持って帰って来た京君が載ってる雑誌を鞄の中から出して差し出すと。
ルキ君は嬉しそうに言って煙草を消して受け取った。

そのテンションはどう言う事だよコラ。


「あーマジ京さん格好良い。俺も対談の仕事させてくんねーかなー」
「…京君絶対無言で終わるよね」
「うっせーな。
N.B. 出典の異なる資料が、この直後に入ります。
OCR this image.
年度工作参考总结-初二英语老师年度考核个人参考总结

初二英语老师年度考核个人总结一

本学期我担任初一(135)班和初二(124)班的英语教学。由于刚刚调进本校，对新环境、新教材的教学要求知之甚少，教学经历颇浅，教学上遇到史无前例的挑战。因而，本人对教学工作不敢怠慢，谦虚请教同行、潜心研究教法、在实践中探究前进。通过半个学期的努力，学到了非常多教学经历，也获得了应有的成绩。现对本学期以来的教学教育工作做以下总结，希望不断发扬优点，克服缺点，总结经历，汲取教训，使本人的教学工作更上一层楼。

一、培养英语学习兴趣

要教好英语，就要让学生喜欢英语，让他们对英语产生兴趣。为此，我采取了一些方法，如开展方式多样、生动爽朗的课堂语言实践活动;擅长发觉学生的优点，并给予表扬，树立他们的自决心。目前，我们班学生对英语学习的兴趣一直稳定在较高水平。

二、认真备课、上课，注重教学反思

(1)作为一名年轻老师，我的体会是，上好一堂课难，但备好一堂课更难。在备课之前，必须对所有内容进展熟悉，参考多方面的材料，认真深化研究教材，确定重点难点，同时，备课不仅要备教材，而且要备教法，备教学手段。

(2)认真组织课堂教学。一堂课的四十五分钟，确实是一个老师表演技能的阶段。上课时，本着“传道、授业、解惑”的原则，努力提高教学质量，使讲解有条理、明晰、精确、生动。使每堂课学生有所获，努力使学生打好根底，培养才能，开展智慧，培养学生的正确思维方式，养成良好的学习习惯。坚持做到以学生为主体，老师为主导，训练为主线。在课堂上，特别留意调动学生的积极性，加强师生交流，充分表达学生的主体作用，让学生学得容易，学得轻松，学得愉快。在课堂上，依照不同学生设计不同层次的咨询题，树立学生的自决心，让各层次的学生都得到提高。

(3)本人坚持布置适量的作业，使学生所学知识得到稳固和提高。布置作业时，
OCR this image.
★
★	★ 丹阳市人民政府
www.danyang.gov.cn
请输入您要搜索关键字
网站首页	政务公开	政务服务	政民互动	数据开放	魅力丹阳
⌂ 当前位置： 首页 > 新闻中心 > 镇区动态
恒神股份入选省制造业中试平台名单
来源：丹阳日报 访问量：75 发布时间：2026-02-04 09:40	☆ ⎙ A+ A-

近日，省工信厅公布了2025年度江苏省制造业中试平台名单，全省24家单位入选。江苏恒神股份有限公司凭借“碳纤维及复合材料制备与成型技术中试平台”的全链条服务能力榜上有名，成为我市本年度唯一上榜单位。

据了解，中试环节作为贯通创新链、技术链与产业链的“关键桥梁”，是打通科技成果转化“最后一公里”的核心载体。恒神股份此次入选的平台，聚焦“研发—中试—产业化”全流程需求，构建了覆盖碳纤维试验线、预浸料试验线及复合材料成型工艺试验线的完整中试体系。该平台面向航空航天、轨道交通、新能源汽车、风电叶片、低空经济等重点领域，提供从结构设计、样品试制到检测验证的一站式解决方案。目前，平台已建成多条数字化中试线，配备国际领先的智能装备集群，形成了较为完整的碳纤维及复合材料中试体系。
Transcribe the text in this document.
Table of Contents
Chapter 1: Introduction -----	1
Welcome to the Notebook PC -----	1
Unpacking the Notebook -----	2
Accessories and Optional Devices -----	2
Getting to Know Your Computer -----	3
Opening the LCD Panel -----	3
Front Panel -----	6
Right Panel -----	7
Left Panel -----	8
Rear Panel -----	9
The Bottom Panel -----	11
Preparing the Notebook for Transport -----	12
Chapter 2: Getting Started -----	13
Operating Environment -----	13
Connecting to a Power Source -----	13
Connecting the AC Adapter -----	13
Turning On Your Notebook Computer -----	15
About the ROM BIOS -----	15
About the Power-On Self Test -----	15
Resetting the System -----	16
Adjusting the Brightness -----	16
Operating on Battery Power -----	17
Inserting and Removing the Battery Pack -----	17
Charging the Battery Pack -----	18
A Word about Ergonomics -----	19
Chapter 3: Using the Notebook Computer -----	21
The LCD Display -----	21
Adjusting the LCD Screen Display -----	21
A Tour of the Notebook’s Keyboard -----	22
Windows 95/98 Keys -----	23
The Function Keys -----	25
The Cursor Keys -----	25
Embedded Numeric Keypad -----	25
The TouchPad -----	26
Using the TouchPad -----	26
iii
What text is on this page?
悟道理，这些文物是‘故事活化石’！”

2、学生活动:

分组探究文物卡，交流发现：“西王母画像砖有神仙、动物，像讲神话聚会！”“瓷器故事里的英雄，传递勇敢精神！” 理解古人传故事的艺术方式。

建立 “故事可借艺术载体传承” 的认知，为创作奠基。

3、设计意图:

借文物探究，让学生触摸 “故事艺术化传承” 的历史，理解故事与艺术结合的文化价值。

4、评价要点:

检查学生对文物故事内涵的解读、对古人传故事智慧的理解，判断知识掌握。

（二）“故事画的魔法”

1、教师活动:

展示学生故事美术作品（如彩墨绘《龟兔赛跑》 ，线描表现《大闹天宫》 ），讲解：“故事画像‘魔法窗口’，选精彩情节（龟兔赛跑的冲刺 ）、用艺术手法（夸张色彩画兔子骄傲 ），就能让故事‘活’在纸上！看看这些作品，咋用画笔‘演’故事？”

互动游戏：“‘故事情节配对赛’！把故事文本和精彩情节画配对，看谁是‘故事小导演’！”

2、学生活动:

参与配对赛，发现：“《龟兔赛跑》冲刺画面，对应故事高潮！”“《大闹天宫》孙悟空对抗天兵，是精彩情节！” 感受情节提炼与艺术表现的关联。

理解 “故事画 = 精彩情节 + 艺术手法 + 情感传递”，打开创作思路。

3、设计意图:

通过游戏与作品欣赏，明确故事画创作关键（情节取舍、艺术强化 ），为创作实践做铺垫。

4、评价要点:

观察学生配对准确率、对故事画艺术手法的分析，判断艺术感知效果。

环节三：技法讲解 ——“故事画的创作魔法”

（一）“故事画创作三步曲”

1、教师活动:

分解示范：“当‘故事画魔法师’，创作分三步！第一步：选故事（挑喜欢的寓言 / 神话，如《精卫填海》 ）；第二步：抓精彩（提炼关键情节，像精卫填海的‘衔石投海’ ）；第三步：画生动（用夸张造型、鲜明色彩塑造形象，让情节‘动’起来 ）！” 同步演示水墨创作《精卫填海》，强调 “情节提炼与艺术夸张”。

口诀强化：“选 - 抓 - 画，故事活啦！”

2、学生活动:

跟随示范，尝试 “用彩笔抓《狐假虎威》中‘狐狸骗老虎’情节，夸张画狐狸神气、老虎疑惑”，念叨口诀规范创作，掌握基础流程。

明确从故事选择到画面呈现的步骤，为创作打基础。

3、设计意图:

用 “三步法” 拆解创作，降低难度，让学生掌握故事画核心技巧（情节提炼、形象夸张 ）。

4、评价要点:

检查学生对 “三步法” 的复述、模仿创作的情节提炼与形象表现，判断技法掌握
夢見るぐらいはいいだろ」
「はいはい」


雑誌を受け取ったルキ君は、何ページかペラペラと捲る。
ま、いつもの事だけど。


ルキ君が嬉しそうに見んのを見るのは好きだからいいけど、何か複雑。
京君京君てさぁ。

京君の何処がいいのさ。


じっとルキ君を見てると、先に飲み物が運ばれて来て。
ルキ君は雑誌を置いて、こっちに向き直った。


「じゃ、敏弥さんお疲れー」
「お疲れ」


グラスを合わせて、一口。
喉渇いてたから、冷たいビールが美味しかった。


「ルキ君てそんなに京君が好き?」
「うん。尊敬してる」
「ふーん」
「後、俺が京さん京さん言ってる時の敏弥さんの顔が好き」
「は?」
「敏弥さん超可愛い。愛してる」
「何それ」
「あはは」
「バカじゃねーの」
「うん」


ちょっとその言葉の意味を理解して、嬉しいって思った俺も十分バカだよね。

何年も付き合ってんのに、こうしてサラッと言う事が新鮮で。
あぁ、俺も好きだなって自覚しちゃうんだね。